Just a simple yellow blob for the thumbnail. Nothing flashy.
But the title? It stops you cold.
“What do you mean this isn’t yellow? I’m looking at yellow!”
That Curiosity Gap is irresistible. The video goes on to explain how monitors trick our eyes using red and green to create yellow. Super smart—and over 21 million views later, clearly effective.
🔍 YouTube Isn’t Just a Search Engine
Yes, YouTube is the second-largest search engine in the world.
But here’s what many forget:
Over 70% of views on YouTube come from recommendations, not search.
That means your title has to appeal not to someone looking for your video, but to someone who wasn’t—until your title (and thumbnail) grabbed them.
📚 Information Gaps: Curiosity Sells
Great titles leave just enough out to make viewers feel like they have to click.
This is what we call an information gap.
It’s the secret behind titles like:
- “This is not yellow.”
- “I Tried This Recipe—and Now I Make It Every Day.”

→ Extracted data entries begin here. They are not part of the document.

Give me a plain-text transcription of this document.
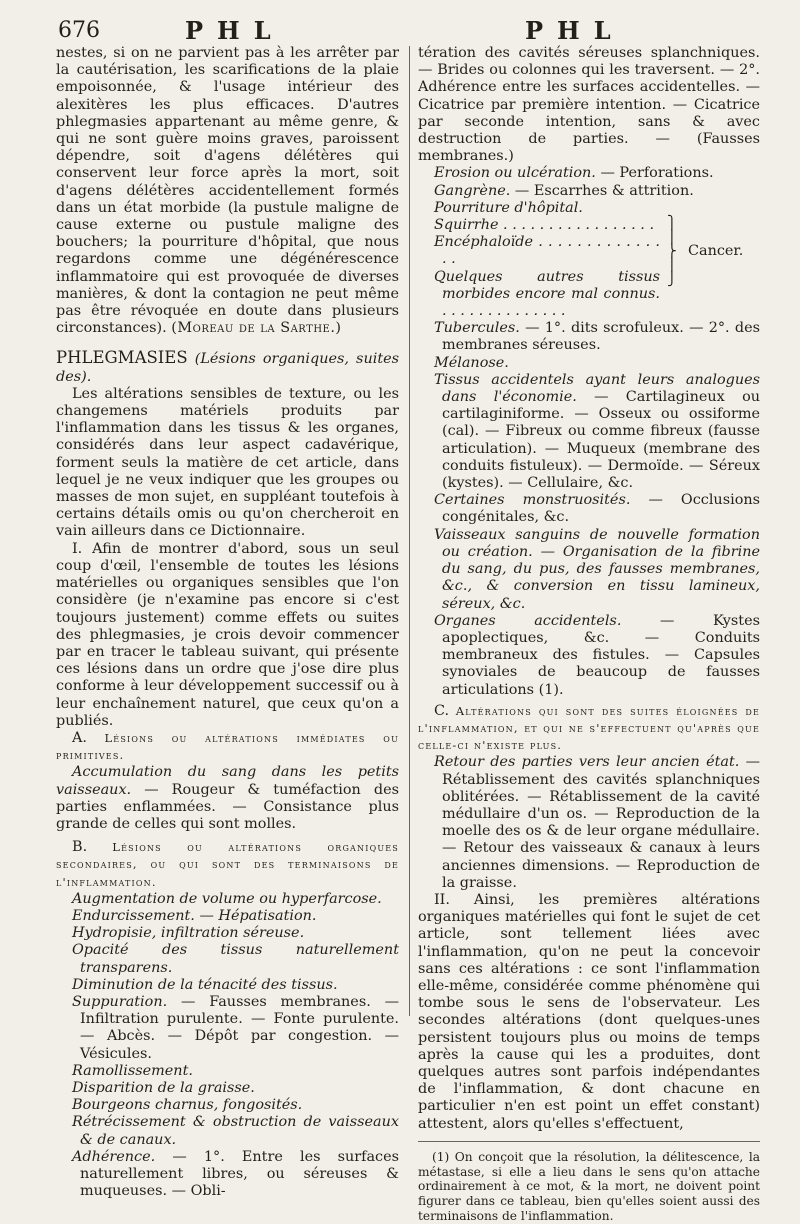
676	PHL	PHL

nestes, si on ne parvient pas à les arrêter par la cautérisation, les scarifications de la plaie empoisonnée, & l'usage intérieur des alexitères les plus efficaces. D'autres phlegmasies appartenant au même genre, & qui ne sont guère moins graves, paroissent dépendre, soit d'agens délétères qui conservent leur force après la mort, soit d'agens délétères accidentellement formés dans un état morbide (la pustule maligne de cause externe ou pustule maligne des bouchers; la pourriture d'hôpital, que nous regardons comme une dégénérescence inflammatoire qui est provoquée de diverses manières, & dont la contagion ne peut même pas être révoquée en doute dans plusieurs circonstances). (Moreau de la Sarthe.)

PHLEGMASIES (Lésions organiques, suites des).

Les altérations sensibles de texture, ou les changemens matériels produits par l'inflammation dans les tissus & les organes, considérés dans leur aspect cadavérique, forment seuls la matière de cet article, dans lequel je ne veux indiquer que les groupes ou masses de mon sujet, en suppléant toutefois à certains détails omis ou qu'on chercheroit en vain ailleurs dans ce Dictionnaire.

I. Afin de montrer d'abord, sous un seul coup d'œil, l'ensemble de toutes les lésions matérielles ou organiques sensibles que l'on considère (je n'examine pas encore si c'est toujours justement) comme effets ou suites des phlegmasies, je crois devoir commencer par en tracer le tableau suivant, qui présente ces lésions dans un ordre que j'ose dire plus conforme à leur développement successif ou à leur enchaînement naturel, que ceux qu'on a publiés.

A. Lésions ou altérations immédiates ou primitives.

Accumulation du sang dans les petits vaisseaux. — Rougeur & tuméfaction des parties enflammées. — Consistance plus grande de celles qui sont molles.

B. Lésions ou altérations organiques secondaires, ou qui sont des terminaisons de l'inflammation.

Augmentation de volume ou hyperfarcose.

Endurcissement. — Hépatisation.

Hydropisie, infiltration séreuse.

Opacité des tissus naturellement transparens.

Diminution de la ténacité des tissus.

Suppuration. — Fausses membranes. — Infiltration purulente. — Fonte purulente. — Abcès. — Dépôt par congestion. — Vésicules.

Ramollissement.

Disparition de la graisse.

Bourgeons charnus, fongosités.

Rétrécissement & obstruction de vaisseaux & de canaux.

Adhérence. — 1°. Entre les surfaces naturellement libres, ou séreuses & muqueuses. — Obli-

tération des cavités séreuses splanchniques. — Brides ou colonnes qui les traversent. — 2°. Adhérence entre les surfaces accidentelles. — Cicatrice par première intention. — Cicatrice par seconde intention, sans & avec destruction de parties. — (Fausses membranes.)

Erosion ou ulcération. — Perforations.

Gangrène. — Escarrhes & attrition.

Pourriture d'hôpital.

Squirrhe . . . . . . . . . . . . . . . . .

Encéphaloïde . . . . . . . . . . . . . . .

Quelques autres tissus morbides encore mal connus. . . . . . . . . . . . . . .

⎫
⎪
⎬
⎪
⎭
Cancer.

Tubercules. — 1°. dits scrofuleux. — 2°. des membranes séreuses.

Mélanose.

Tissus accidentels ayant leurs analogues dans l'économie. — Cartilagineux ou cartilaginiforme. — Osseux ou ossiforme (cal). — Fibreux ou comme fibreux (fausse articulation). — Muqueux (membrane des conduits fistuleux). — Dermoïde. — Séreux (kystes). — Cellulaire, &c.

Certaines monstruosités. — Occlusions congénitales, &c.

Vaisseaux sanguins de nouvelle formation ou création. — Organisation de la fibrine du sang, du pus, des fausses membranes, &c., & conversion en tissu lamineux, séreux, &c.

Organes accidentels.	— Kystes apoplectiques, &c. — Conduits membraneux des fistules. — Capsules synoviales de beaucoup de fausses articulations (1).

C. Altérations qui sont des suites éloignées de l'inflammation, et qui ne s'effectuent qu'après que celle-ci n'existe plus.

Retour des parties vers leur ancien état. — Rétablissement des cavités splanchniques oblitérées. — Rétablissement de la cavité médullaire d'un os. — Reproduction de la moelle des os & de leur organe médullaire. — Retour des vaisseaux & canaux à leurs anciennes dimensions. — Reproduction de la graisse.

II. Ainsi, les premières altérations organiques matérielles qui font le sujet de cet article, sont tellement liées avec l'inflammation, qu'on ne peut la concevoir sans ces altérations : ce sont l'inflammation elle-même, considérée comme phénomène qui tombe sous le sens de l'observateur. Les secondes altérations (dont quelques-unes persistent toujours plus ou moins de temps après la cause qui les a produites, dont quelques autres sont parfois indépendantes de l'inflammation, & dont chacune en particulier n'en est point un effet constant) attestent, alors qu'elles s'effectuent,

(1) On conçoit que la résolution, la délitescence, la métastase, si elle a lieu dans le sens qu'on attache ordinairement à ce mot, & la mort, ne doivent point figurer dans ce tableau, bien qu'elles soient aussi des terminaisons de l'inflammation.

- “The 5 Mistakes Every Beginner Makes…”
Each creates questions in the viewer’s mind:
What’s so special?
Am I making those mistakes?
Am I missing out?
💡 Curiosity + Gain = High Click Potential
Here’s an example of a solid but traditional cooking video title:
- “Quick & Easy Garlic Butter Chicken Recipe | Delicious Dinner Idea”
Nice. Descriptive. 2.3M views. But…
Compare that with:
- “So Delicious I Make It Every Day | Chicken & Potato Recipe”
Now that triggers curiosity and gain. The viewer thinks:
“If it’s that good… I need to see this.”
Same topic. Wildly different emotional impact.
😨 Using Fear (the Right Way)
Fear doesn’t have to mean horror. It can mean FOMO or fear of doing it wrong.
Take this title:
- “5 Mistakes All Noobs Make in Clash of Clans” – 2.2M views
No list. No explanation. You have to click to find out.
“Am I a noob? Am I doing it wrong?”
That’s fear-based click motivation—and it works.
🚫 Don’t Just Keyword Stuff
Bad example:
“Electro Dragon Level 6 | Black Zero | Town Hall 15 Attacks | Clash of Clans”
It’s built for search, not humans.
Yes, keywords matter. But they’re not everything.
A better approach is:
- “I Tried Electro Dragons at TH15—Here’s What Happened”
Still gets your keywords in and appeals to emotion, curiosity, and narrative.
✅ Use Keywords Effectively
If you’re reviewing the iPhone 15, sure—put “iPhone 15” in the title.
But instead of:
“iPhone 15 Unboxing and Review”
Try:
“The iPhone 15 Surprised Me—Here’s Why”
Or
“This iPhone 15 Feature Changed My Workflow”
Curiosity + Emotion + Relevance > Generic description.
🔧 Title Tool You Can Use (with Caution)
There are tools that rate your titles and give suggestions. Helpful? Yes—but don’t get obsessed with the “score.”
You’re writing for humans, not just an algorithm.
Let’s say you’re titling this very video you’re watching:
- “How to Write Better YouTube Titles” → meh. Descriptive, but overused.
Better?
- “9 Out of 10 YouTubers Write Bad Titles—Are You One of Them?”
Now you’ve got fear, curiosity, and personalization.
🔁 Don’t Be Afraid to Change Your Title Later
If the video isn’t performing? Change the title. Test a new version.
Titles aren’t permanent, and YouTube rewards better CTR—even if it comes later.
✨ Final Thoughts
Great titles are:
- Built for humans, not just search
- Paired with strong thumbnails
- Filled with curiosity, emotion, gain, or fear
- Written to spark a question in the viewer’s mind
The next time you’re crafting a title, ask yourself:
Would I click this—even if I wasn’t looking for it?
If the answer is yes, you’re on the right track.